Hot weather can have the same unpredictable effect: blood sugar can spike, especially if you’re dehydrated, but it can also plummet if the heat increases your speed of insulin absorption.
Whether you’re skiing in the French Alps or lying on a beach in Tahiti, you should be aware of the possible fluctuations and adjust your medication and/or insulin accordingly.
Hydration is key
It’s hard enough to remember to drink enough water when we are home and in our routines, let alone when we are away and distracted. On vacation, you may be walking more, sitting in the sun, and also enjoy a few more alcoholic beverages than usual, all of which can lead to further dehydration. When we are dehydrated, the sugar in our blood becomes more concentrated and can cause high blood sugars. Dr. Mike Natter, MD, recommends “stay well hydrated and consider basal and insulin-to-carb ratio adjustments in conjunction with your doctor.”

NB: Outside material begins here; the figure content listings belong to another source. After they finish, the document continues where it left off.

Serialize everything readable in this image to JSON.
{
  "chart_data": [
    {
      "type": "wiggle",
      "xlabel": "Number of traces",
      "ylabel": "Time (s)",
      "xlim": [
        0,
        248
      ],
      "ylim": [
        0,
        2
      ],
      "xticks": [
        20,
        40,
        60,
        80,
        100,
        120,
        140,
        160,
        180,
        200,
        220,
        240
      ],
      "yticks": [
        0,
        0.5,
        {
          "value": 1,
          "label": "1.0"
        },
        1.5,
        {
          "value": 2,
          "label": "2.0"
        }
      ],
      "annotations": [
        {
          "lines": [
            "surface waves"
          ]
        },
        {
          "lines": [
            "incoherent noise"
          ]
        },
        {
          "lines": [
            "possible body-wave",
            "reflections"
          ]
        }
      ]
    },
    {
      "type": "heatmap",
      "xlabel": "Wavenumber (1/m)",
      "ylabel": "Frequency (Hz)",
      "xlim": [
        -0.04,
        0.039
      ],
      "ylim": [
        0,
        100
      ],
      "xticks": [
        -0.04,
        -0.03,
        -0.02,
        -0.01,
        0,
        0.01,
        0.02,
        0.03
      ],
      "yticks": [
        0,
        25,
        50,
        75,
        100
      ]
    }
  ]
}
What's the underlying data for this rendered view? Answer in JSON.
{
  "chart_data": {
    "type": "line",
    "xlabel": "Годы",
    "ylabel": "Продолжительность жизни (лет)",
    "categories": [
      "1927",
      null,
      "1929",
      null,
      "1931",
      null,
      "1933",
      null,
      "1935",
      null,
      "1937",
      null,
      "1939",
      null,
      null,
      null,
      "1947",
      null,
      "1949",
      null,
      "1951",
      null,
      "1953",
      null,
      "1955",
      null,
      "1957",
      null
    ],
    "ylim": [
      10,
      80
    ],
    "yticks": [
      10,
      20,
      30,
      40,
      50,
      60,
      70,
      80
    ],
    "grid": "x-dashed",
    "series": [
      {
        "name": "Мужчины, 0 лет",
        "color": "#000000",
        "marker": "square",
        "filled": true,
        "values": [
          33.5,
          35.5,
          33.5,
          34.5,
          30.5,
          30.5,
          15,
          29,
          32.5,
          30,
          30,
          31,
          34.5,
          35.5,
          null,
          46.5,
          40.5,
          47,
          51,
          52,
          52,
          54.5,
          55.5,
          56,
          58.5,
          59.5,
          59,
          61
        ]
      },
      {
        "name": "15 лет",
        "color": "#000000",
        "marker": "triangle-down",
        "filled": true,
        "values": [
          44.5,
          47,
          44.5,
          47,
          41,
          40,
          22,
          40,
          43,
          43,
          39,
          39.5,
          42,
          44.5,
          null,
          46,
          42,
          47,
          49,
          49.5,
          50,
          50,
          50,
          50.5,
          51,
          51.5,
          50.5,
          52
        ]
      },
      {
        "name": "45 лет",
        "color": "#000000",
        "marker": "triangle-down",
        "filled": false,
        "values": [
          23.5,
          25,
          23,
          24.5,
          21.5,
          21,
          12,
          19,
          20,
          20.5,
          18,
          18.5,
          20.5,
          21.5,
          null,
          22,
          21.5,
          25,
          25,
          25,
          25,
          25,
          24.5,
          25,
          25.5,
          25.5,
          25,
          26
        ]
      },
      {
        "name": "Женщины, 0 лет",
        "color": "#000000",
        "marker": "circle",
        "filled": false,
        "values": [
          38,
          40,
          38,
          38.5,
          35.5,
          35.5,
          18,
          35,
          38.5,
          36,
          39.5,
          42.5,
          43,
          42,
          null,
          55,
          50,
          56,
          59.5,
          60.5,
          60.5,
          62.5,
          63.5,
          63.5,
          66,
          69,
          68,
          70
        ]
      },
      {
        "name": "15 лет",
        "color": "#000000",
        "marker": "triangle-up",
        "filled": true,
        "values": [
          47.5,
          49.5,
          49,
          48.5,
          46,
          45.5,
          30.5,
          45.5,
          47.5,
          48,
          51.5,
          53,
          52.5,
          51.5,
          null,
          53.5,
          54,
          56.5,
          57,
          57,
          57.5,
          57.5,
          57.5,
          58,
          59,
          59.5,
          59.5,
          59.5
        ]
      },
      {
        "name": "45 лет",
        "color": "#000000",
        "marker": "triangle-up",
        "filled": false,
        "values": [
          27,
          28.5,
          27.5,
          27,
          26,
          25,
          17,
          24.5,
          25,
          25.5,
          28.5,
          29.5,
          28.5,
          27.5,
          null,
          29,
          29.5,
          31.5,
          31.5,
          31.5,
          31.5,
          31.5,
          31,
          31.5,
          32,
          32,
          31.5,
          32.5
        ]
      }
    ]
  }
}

Try and remember to stay hydrated – it can assist you keep away from elevated numbers, and you’ll feel better too!
Stick to your schedule
Vacation means a break from the routines you depend on to make healthful decisions. For me, my last trip had me up at 4:00 am, which is three hours before I usually take my long-lasting insulin. Oops! I completely forgot my morning dose, and it was another five hours before I realized it. Had I set a reminder, I would have avoided a steady blood sugar climb, and the annoying troubleshooting I had to do during the plane ride. Also, be mindful of time zone changes and try to take all medication and insulin at the same time as usual.
Vacation is supposed to be a time to relax and leave your worries behind. Unfortunately, we never get a break from managing our diabetes. But if you remain vigilant you can avoid some of the blood sugar spikes and drops, allowing you to be present and enjoy the moment!